Blockchains, however, are built to allow for peer-to-peer exchange, meaning you can exchange from one person to another without the need for an intermediary: such as a bank, credit union, credit card company, broker, or any other type of distributor. Smart contracts through platforms like Cardano (ADA), Ethereum (ETH), and Polkadot (DOT) will allow for a wide-range of peer-to-peer exchange: such as transfer of property titles from one person to another, rights to digital art, the transfer goods and services of all kinds– all without the need for an expensive middle person.
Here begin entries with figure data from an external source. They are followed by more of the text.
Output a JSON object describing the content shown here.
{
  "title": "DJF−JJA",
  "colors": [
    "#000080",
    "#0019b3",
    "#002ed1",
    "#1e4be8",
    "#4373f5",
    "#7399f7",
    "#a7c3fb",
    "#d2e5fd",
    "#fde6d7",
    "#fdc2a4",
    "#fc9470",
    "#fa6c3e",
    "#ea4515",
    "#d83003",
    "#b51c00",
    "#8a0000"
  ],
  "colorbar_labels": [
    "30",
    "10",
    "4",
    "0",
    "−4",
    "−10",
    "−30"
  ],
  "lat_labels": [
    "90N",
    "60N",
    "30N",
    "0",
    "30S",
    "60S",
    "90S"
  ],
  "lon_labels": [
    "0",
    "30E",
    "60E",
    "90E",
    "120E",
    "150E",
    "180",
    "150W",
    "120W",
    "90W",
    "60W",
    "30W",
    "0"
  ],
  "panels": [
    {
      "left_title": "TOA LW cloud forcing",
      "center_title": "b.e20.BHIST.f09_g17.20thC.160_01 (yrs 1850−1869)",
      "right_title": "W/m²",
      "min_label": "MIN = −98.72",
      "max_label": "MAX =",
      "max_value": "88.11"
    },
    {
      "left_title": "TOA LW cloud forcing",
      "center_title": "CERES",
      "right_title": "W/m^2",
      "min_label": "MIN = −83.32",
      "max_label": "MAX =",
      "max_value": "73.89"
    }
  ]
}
In terms of the environment, the costs of third parties are astronomical. Instead of just thinking about how much power the Bitcoin network requires—think about how much the whole supporting system of the no-longer-needed third party intermediary requires. Think of the countless skyscrapers or the hundreds of thousands of lawyers behind our regular contracts (and their expensive offices too).
The benefits of both proof-of-work blockchains and proof-of-stake blockchains far outweigh the current system of fiat. The aforementioned examples only touch the surface. In this respect, proof of wealth is the better alternative. Conceivably, even though wealthy validators in the Ethereum network only get to vote, staking pools could be set up in such a way that those partaking in the pool could cast a vote to the validator, who in turn could issue their vote based on the collective. This can be developed through a smart contract.
We also must consider that we are still in the early stages of crypto. New blockchains are invented every day. Qortal, a relatively unknown blockchain in its early stages… is decentralized through minters contributing to its network, by which every minter gets an equal vote. This is an example of how a blockchain could be much more inclusive in terms of people getting a fair voice in the future direction of the blockchain. In such system your voice is not dependent upon how much you can afford in mining equipment, or how much crypto you can afford to stake. It depends on your contribution to the network.
For many of us, when we first purchased Crypto it was through an exchange like Coinbase. When we heard that exchanges were being hacked, we may have moved our crypto off the exchange and into a crypto wallet. From there, some of us have even went on and used a decentralized exchange to buy cryptocurrency.
Looking back, our first use of a centralized crypto exchange may have only been an on-ramp into crypto. In some ways, Bitcoin and Ethereum too are just on-ramps into the new crypto economy. We cannot close a blind eye to them becoming exclusive only to people who can prove their wealth to the system. As both of these cryptocurrencies are still under development in pursuit of scalable decentralization, it understandable that unintended consequences may arise (but such consequences need to be resolved).
Bitcoin has only been around for a little over decade, which is a very short span in the history of money. And it is our very own attention, engagement and voices that will decide the future of blockchains. There are thousands of cryptocurrencies in existence to explore, some of which will align with our principles and values (and some that will not). But as crypto enthusiasts, remember that projects like Bitcoin were begun by cypherpunks, and still have active communities deciding upon its future direction. There are many idealists in these communities, who have gifted us with the potential for our individual sovereignty with peer-to-peer transactions. So let’s give homage to these groundbreaking achievers. Acknowledge that there is still plenty of innovation needed to perfect our blockchains. And be sure to support the best-efforts to accomplish the completion of democratic cryptocurrencies, equal to us all and not just the wealthy.